Enzo, a criança que nasceu por intercessão de Frei Galvão

Testemunho de sua mãe, a química brasileira Sandra Grossi de Almeida

CIDADE DO VATICANO, terça-feira, 8 de maio de 2007 (ZENIT.org).- Entre os milhões de católicos brasileiros que darão as boas-vindas a Bento XVI, encontra-se a mulher que experimentou um milagre atribuído à intercessão de Frei Antonio de Santa Ana Galvão e que permitirá sua canonização no próximo dia 11 de maio.

Trata-se da paulista Sandra Grossi de Almeida, licenciada em Química, de 37 anos, residente em Brasília, que deu à luz seu filho Enzo em 1999, ante a surpresa de médicos e cientistas.

Seu caso foi reconhecido como «cientificamente inexplicável em seu conjunto, segundo os atuais conhecimentos científicos» pela equipe de especialistas médicos, em 18 de janeiro de 2006, no processo de canonização de Frei Antonio de Santa Ana, sacerdote brasileiro da Ordem dos Frades Menores Alcantarinos, que viveu entre 1739 e 1822.

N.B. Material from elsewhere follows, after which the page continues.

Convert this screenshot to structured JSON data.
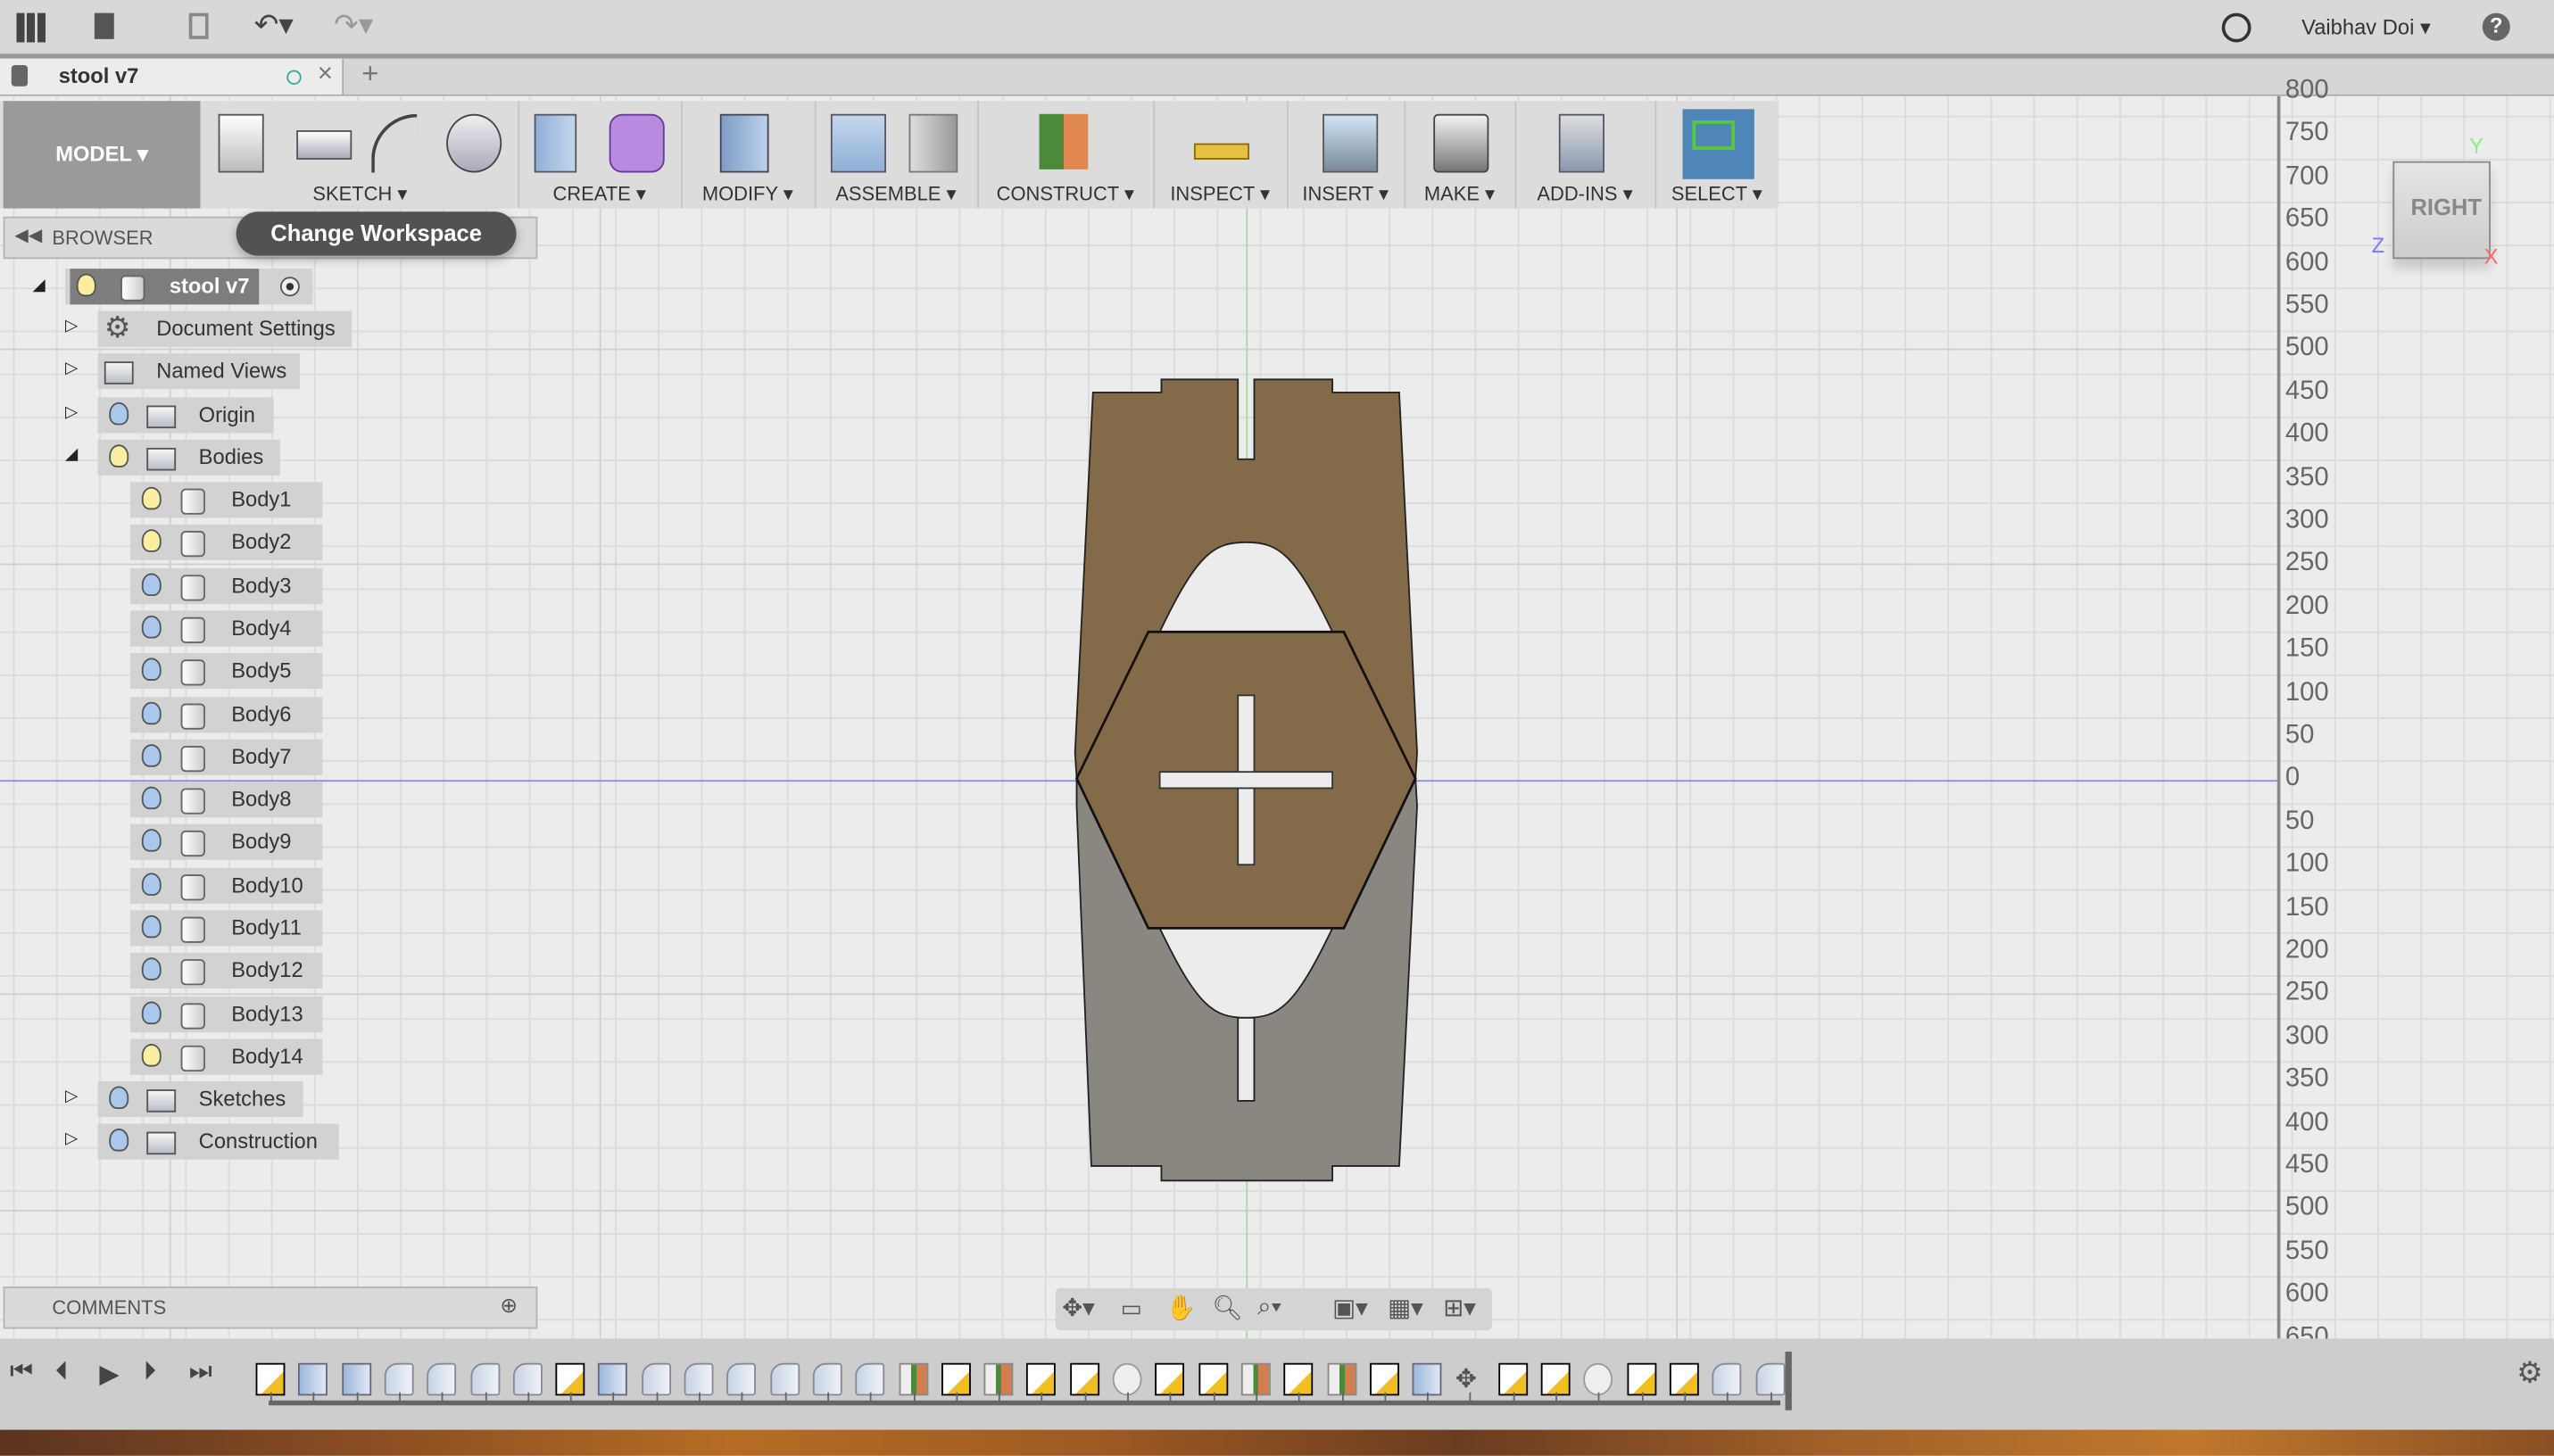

Precedentemente, Sandra havia sofrido três abortos naturais por causa de um problema congênito, conhecido como «útero bicorno», uma película que se forma no meio do útero, separando-o em duas partes, o que impossibilita o crescimento do feto por falta de espaço.

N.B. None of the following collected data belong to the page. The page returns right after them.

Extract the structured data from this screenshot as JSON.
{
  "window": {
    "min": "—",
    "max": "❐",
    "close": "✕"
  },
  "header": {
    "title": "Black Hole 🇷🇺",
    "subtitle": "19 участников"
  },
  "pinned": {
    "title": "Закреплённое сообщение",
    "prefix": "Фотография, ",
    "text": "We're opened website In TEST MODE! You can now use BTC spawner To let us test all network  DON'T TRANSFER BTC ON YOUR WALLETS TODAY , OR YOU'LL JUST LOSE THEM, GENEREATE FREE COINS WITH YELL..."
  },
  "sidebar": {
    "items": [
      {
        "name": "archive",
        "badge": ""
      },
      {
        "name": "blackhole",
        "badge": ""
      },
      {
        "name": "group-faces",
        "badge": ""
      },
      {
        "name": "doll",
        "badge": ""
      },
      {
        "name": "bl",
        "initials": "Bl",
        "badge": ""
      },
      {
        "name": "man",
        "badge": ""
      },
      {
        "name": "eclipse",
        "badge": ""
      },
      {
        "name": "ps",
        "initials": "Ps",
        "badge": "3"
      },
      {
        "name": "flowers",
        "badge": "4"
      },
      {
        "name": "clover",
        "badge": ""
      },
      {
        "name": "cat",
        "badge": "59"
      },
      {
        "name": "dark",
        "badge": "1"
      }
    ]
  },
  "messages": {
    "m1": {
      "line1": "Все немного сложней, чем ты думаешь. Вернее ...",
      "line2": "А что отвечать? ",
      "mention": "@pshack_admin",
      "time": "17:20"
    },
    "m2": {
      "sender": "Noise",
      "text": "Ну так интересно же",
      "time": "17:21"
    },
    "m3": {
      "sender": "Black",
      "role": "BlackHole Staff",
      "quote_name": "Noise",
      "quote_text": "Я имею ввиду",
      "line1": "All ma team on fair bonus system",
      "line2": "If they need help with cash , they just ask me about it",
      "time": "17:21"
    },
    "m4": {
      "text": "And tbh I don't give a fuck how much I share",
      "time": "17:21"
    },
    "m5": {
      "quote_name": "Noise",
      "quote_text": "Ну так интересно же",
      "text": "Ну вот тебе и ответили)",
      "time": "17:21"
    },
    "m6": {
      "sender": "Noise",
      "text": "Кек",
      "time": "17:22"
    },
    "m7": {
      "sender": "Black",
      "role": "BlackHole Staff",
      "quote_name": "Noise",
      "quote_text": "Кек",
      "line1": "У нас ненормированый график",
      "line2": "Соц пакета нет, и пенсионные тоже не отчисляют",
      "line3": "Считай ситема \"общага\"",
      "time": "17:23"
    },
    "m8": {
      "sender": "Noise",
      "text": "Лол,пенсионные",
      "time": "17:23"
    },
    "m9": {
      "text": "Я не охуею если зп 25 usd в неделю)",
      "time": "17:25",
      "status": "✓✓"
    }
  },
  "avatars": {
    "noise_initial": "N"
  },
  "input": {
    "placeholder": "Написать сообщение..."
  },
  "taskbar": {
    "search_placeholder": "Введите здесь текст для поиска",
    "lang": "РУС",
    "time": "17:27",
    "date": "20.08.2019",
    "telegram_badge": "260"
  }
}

As três gravidezes de Sandra — em um dos casos foram gêmeos — chegaram só até o quarto mês e acabaram de forma natural entre hemorragias e fortes dores.

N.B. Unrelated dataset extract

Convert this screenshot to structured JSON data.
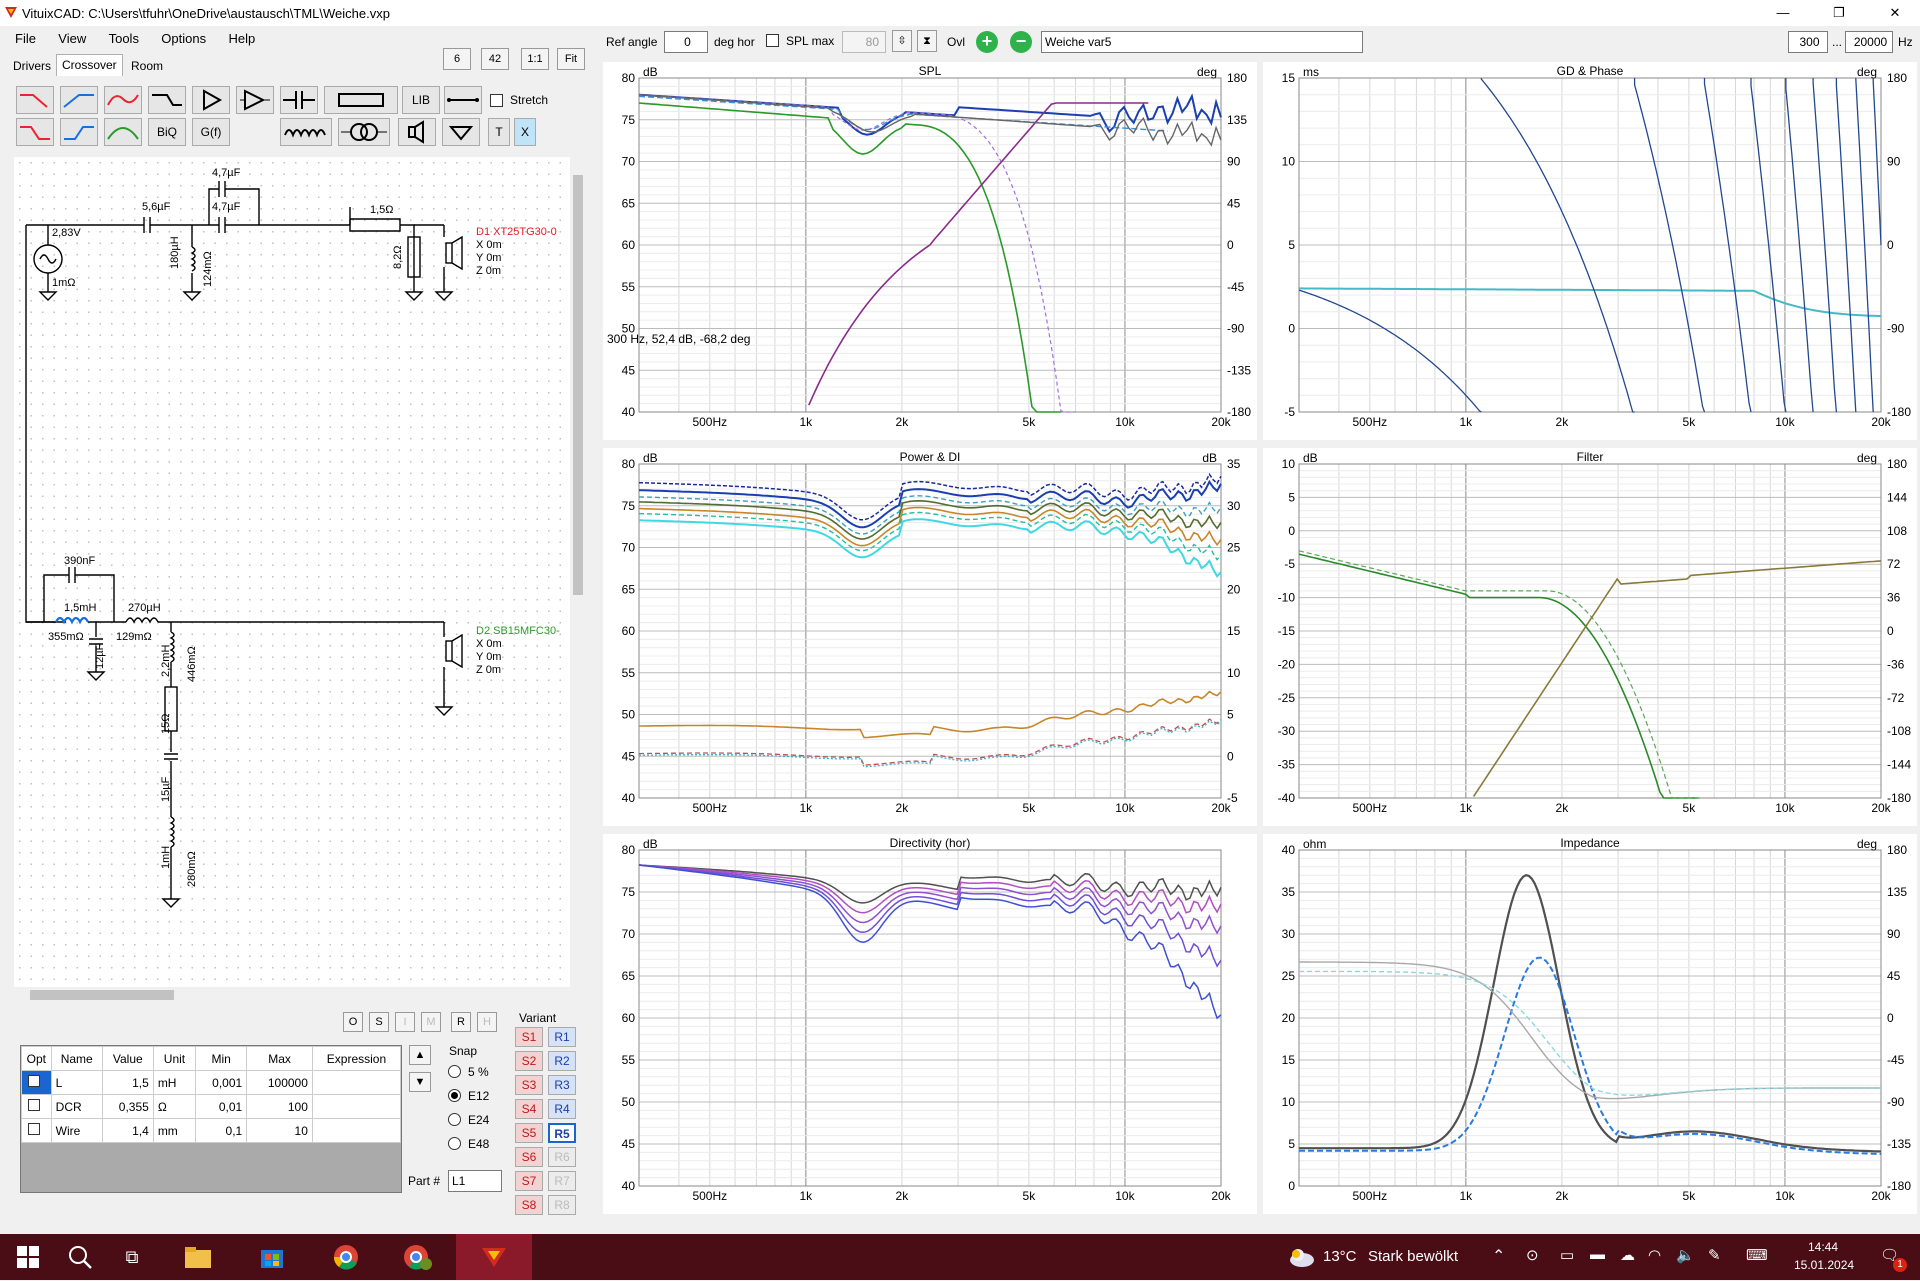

Sandra se havia resignado à idéia de não poder conceber e decidiu adotar a Isabela, que hoje tem 12 anos. Quando ficou grávida pela quarta vez, era consciente das dificuldades que enfrentaria, mas queria levar a gravidez adiante, fiel às suas convicções católicas.

«A ginecologista me disse que não deveria me iludir, mas que faria tudo o que estivesse ao seu alcance para ajudar-me, e me preveniu claramente sobre a grande possibilidade de perder a outra criança», testemunha Sandra na edição italiana de «L’Osservatore Romano».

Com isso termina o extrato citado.